Key Figures: Including Fed Governor Bowman, Milan, Waller, and New York Fed President Williams.

Main Position: They continue to call for rate cuts, believing that preventing economic downturn risks is the current top priority.

Key Developments:

Williams (who has permanent voting rights and is seen as the "third in command" at the Fed) recently stated that “there is still room for further rate cuts in the short term,” which significantly impacted market expectations.

■ Analysts believe that Fed Chair Powell and Governor Cook may align with Williams' position in the final vote, thus providing the dove camp with the crucial 6 votes.

Hawk Camp (Expected 6 votes against or skeptical of rate cuts)

Key Figures: Comprising four regional Fed presidents (Collins from Boston, Goolsbee from Chicago, Mester from St. Louis, and Schmidt from Kansas City) and two Fed governors (Barr and Jefferson).

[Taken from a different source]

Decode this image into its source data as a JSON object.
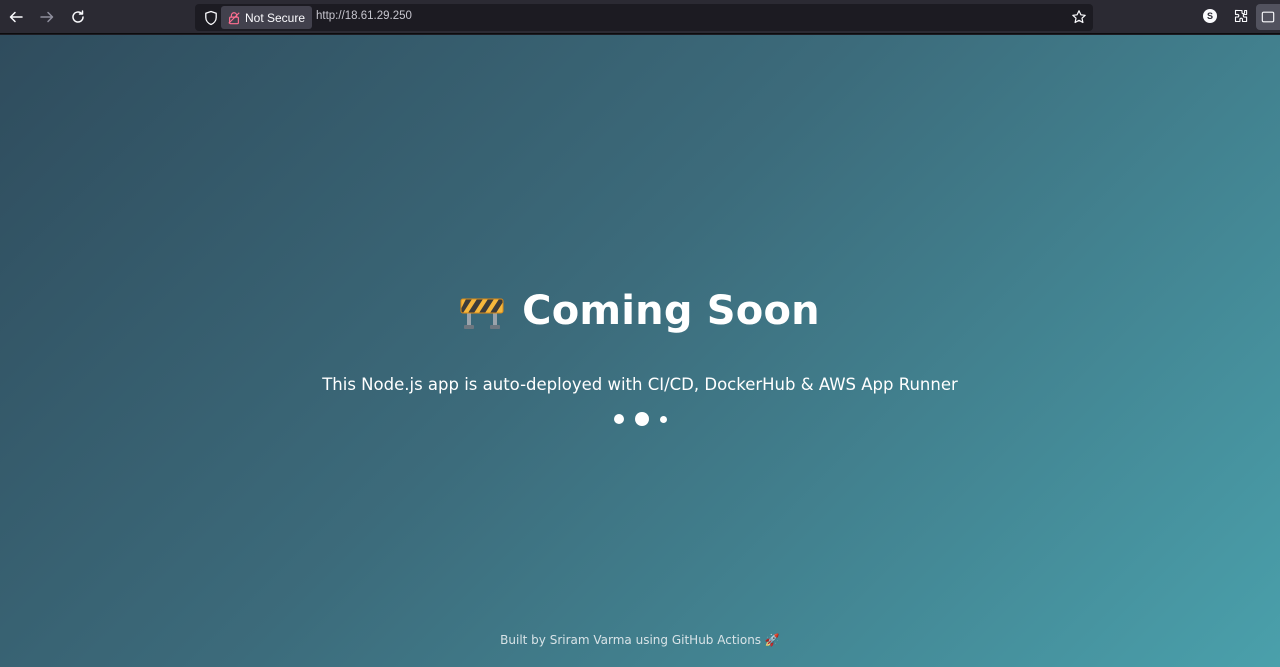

Main Position: They are skeptical or outright opposed to further rate cuts, more concerned about persistent inflationary pressures.

Key Developments:

■ Fed Governor Barr (who has voting rights) recently issued a clear cautious signal, expressing concerns about inflation remaining around 3%, well above the 2% target, and emphasized the need for “care and caution” in monetary policy.

4. 2025 Voting Committee Lineup: Strengthening Hawkish Forces

This change in the 2025 FOMC may lead to a significant strengthening of hawkish forces within the committee.

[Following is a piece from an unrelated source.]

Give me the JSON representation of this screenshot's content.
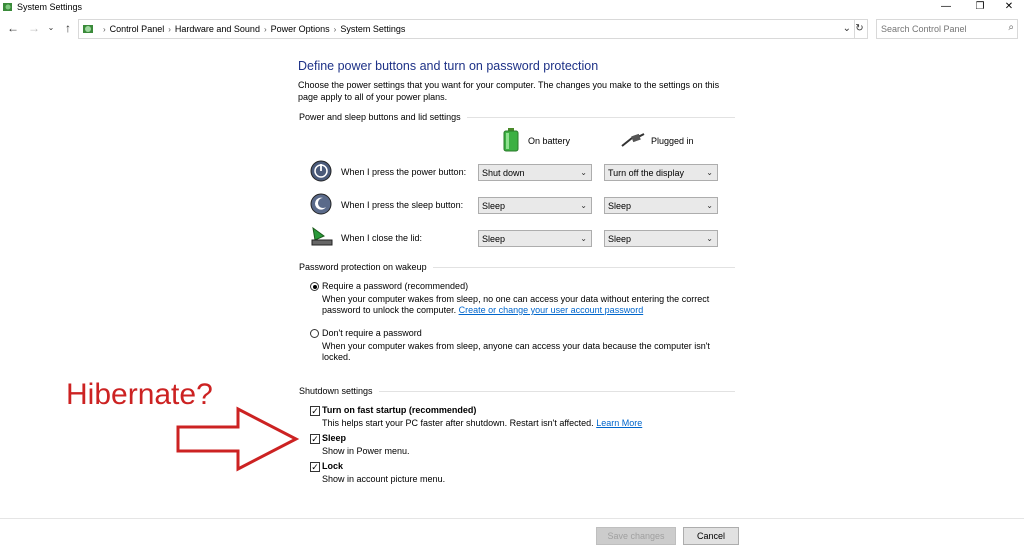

● The diversity of opinions among the 2025 FOMC voting members will increase. This intensification of internal divisions may pose greater challenges for the Fed in formulating monetary policy, increasing uncertainty about the rate-cutting process in 2025.

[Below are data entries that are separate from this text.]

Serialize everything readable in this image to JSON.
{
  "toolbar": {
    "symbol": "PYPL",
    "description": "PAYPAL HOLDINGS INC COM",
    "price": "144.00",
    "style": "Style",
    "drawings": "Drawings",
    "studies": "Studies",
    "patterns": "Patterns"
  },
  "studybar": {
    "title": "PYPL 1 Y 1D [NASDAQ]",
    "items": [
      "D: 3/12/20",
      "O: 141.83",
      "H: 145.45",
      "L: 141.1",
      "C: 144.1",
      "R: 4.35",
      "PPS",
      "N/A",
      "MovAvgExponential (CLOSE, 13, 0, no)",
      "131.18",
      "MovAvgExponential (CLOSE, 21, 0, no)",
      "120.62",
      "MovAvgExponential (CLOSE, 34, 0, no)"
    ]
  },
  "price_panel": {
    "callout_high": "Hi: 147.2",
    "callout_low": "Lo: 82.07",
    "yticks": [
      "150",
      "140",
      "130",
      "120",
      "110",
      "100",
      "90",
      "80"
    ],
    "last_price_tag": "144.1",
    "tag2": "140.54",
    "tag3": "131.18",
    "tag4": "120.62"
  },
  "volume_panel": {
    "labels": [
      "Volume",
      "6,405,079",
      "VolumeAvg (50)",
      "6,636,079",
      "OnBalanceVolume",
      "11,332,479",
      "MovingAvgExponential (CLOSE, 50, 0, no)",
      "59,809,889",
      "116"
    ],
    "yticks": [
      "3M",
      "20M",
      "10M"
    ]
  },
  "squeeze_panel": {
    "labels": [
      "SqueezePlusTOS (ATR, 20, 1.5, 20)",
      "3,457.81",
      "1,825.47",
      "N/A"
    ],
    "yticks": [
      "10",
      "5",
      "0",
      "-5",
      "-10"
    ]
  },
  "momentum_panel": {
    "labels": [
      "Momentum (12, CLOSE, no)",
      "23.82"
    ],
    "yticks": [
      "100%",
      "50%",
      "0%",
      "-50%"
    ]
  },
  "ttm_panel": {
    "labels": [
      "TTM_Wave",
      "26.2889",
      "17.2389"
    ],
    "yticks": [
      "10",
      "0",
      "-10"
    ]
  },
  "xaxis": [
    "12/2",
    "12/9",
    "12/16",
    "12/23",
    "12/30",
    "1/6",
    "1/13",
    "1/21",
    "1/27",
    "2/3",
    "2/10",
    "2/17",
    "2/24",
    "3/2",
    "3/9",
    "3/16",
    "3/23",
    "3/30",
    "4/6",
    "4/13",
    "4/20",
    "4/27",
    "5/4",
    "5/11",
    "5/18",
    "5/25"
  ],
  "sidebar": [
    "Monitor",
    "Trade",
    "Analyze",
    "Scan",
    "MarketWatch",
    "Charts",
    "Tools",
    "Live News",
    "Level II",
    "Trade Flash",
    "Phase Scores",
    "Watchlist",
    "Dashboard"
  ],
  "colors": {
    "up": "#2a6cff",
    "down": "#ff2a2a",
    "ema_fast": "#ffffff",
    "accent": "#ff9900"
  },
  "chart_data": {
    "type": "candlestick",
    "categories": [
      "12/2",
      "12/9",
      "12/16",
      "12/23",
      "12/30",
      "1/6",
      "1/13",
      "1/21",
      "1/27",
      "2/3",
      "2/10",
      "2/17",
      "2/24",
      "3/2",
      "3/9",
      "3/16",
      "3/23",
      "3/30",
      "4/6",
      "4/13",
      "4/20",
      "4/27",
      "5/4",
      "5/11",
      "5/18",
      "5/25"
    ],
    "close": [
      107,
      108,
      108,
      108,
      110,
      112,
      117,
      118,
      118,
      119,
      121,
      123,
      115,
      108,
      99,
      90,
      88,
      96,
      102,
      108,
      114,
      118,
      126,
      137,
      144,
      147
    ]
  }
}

● Barron's Weekly believes that the rotating voting members may tilt the Fed's decisions in 2025 towards the “hawkish” side.

● Reuters analysis suggests that the increase in hawkish voting members in the FOMC may exacerbate the risk of divisions, although this may not change policy outcomes.

5. Decision Dilemma: Balancing Dual Mandates

The decision dilemma facing the Fed is essentially the tension between its dual mandates: maximum employment and price stability.

● Daly emphasized in the interview that she still believes the Fed can bring inflation back to the 2% target without causing an increase in the unemployment rate.

● She stated that failing to achieve this would mean a policy failure, even though the economy has been in a “low hiring, low firing” balanced state for some time.

● However, Daly believes that the risk of this balance breaking in a negative direction is increasing. She pointed out that if this situation persists, coupled with some additional layoffs, it could disrupt the balance and make the economy very fragile.

6. Market Impact and Future Path

Following Daly's remarks, the market reacted swiftly and significantly. U.S. Treasury yields fell sharply, with the 2-year yield dropping over 8 basis points at one point, the S&P 500 rallied at the close, and the dollar index came under pressure.

● Federal funds futures indicate that the probability of a 25 basis point rate cut in December jumped from around 65% before the remarks to 82%.

● Expectations for another rate cut in the first quarter of 2025 have also been re-evaluated. The market currently generally believes that unless the December non-farm payrolls or CPI significantly exceed expectations, the Fed is likely to cut rates for the third consecutive time.

● Regarding the future path of interest rates, Daly stated that the Fed should not delay rate cuts now out of fear that it may need to reverse policy direction in the future. “I am not willing to assume that we will be powerless next year,” leading to either an inability to cut rates further in the event of a sharp economic downturn or an inability to raise rates when “necessary.”

Daly's statements are like a stone thrown into a calm lake, creating ripples both within the Fed and in the financial markets. As a close ally of Powell, her support for rate cuts is likely to have the Chair's tacit approval.

Ahead of the monetary policy meeting on December 9-10, Fed officials will continue to digest data and weigh the balance point of their dual mandates.

Regardless of the final outcome, the Fed is navigating an increasingly narrow channel, with one side facing the risk of a “non-linear” collapse in the job market and the other side grappling with concerns that inflation has not fully dissipated.